Chief Justice of the Supreme Court of Pennsylvania
- In office 1980–1983
- Preceded by: Michael J. Eagen
- Succeeded by: Samuel J. Roberts

Justice of the Supreme Court of Pennsylvania
- In office 1962–1980

Personal details
- Born: 1903/04
- Died: February 17, 1990 (aged 86) Pittsburgh, Pennsylvania
- Party: Republican
- Spouse: Rosemary Hager O'Brien
- Children: Two
- Alma mater: Duquesne University (A.B., LL.B.)

= Henry X. O'Brien =

American judge (1903/04–1990)

Henry Xavier O'Brien (1903/04 – February 17, 1990) was a justice of the Supreme Court of Pennsylvania from 1962 to 1980 and chief justice from 1980 to 1983.

==Biography==
Henry X. O'Brien was born in 1903 or 1904 and attended Duquesne University, graduating in 1926, and earned an LL.B. at Duquesne University School of Law in 1928. While at Duquesne, O'Brien started the Duquesne Duke student newspaper.

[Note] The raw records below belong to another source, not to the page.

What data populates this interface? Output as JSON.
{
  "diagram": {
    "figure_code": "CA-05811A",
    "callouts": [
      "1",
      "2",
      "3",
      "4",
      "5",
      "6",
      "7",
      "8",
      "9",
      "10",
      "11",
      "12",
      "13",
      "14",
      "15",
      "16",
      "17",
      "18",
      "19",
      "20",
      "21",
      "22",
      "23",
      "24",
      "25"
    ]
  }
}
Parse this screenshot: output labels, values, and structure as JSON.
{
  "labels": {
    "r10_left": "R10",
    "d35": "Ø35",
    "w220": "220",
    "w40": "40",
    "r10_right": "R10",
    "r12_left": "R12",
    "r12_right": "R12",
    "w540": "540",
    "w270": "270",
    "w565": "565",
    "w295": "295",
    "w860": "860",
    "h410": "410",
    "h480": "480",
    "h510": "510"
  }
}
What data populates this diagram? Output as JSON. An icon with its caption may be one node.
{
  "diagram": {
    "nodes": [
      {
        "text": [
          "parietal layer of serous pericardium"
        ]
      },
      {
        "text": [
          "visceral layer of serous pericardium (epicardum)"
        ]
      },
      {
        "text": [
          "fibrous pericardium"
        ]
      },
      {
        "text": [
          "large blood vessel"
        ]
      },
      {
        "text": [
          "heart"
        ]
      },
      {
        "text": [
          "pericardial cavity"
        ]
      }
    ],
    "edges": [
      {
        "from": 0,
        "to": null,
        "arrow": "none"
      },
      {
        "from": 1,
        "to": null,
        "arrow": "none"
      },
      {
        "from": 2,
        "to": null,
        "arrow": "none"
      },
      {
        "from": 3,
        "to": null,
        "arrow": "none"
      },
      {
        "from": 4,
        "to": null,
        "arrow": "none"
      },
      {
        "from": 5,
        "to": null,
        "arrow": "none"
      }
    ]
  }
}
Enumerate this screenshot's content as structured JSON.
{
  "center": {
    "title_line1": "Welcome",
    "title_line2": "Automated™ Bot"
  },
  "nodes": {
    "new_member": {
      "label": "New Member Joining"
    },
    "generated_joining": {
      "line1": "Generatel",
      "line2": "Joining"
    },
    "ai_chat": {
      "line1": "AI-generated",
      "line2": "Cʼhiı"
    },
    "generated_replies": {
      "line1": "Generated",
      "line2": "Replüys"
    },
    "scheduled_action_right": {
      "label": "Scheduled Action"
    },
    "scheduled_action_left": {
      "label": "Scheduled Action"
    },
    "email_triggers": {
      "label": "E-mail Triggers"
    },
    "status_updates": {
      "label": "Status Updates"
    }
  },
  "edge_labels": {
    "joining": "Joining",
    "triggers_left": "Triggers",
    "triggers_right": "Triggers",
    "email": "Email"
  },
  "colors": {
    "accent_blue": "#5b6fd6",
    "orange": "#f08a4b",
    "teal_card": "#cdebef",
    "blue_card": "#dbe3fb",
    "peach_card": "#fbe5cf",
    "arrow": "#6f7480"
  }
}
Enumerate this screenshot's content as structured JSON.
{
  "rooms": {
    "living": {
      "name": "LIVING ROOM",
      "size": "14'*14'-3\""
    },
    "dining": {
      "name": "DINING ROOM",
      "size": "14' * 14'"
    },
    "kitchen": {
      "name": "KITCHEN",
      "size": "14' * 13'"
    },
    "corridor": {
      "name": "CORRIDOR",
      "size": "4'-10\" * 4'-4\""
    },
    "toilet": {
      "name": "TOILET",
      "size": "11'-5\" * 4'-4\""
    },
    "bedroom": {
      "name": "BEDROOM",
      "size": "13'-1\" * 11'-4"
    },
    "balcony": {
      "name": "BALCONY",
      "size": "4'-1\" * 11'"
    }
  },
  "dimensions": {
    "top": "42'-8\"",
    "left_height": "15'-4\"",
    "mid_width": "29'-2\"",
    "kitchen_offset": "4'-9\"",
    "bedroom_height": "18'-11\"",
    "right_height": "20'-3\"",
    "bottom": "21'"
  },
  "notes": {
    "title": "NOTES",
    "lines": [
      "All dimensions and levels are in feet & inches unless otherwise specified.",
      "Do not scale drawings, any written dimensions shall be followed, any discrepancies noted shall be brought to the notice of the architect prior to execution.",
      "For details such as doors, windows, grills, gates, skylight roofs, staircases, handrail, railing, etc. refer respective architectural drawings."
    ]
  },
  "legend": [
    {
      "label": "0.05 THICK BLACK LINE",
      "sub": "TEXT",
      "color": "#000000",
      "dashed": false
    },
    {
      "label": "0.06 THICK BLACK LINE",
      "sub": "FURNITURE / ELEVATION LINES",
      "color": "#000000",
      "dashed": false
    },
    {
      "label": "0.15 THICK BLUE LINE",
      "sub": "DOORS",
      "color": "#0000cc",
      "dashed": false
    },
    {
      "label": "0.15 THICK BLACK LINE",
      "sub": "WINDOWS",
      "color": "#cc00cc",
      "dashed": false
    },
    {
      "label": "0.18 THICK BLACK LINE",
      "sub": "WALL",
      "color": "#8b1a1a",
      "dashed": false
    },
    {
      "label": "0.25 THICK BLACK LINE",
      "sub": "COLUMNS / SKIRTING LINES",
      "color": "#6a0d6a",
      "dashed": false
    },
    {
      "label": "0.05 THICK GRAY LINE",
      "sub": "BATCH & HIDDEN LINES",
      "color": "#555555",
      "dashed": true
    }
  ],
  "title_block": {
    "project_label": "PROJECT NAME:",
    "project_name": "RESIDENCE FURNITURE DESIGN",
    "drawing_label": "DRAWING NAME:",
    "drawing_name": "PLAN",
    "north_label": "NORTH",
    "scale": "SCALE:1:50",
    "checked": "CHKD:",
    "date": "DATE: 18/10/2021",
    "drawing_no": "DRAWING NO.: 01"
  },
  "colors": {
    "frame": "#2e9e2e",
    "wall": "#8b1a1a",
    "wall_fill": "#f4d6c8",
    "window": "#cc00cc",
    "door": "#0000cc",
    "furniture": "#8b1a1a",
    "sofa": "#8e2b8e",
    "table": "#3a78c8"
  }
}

O'Brien served as an Assistant District Attorney in Allegheny County, Pennsylvania, from 1942 to 1947 before being elected a judge of the Allegheny County Court of Common Pleas. He was re-elected to the court in 1959 and was appointed by Pennsylvania Governor David L. Lawrence to the Supreme Court of Pennsylvania in 1962. He served as an associate justice until 1980, when Governor Dick Thornburgh named O'Brien chief justice. He served as chief justice until his retirement from the court in 1983, after which he served as a consultant for Reed Smith Shaw & McClay until 1989. O'Brien died of cancer in Pittsburgh, Pennsylvania, in 1990.

During his career, O'Brien served on the faculty of Duquesne Law School and on the President's Advisory Board at Duquesne. He also chaired the Greater Pittsburgh Decent Literature Committee and created the Client Security Fund, which was to protect clients against being defrauded by their attorneys.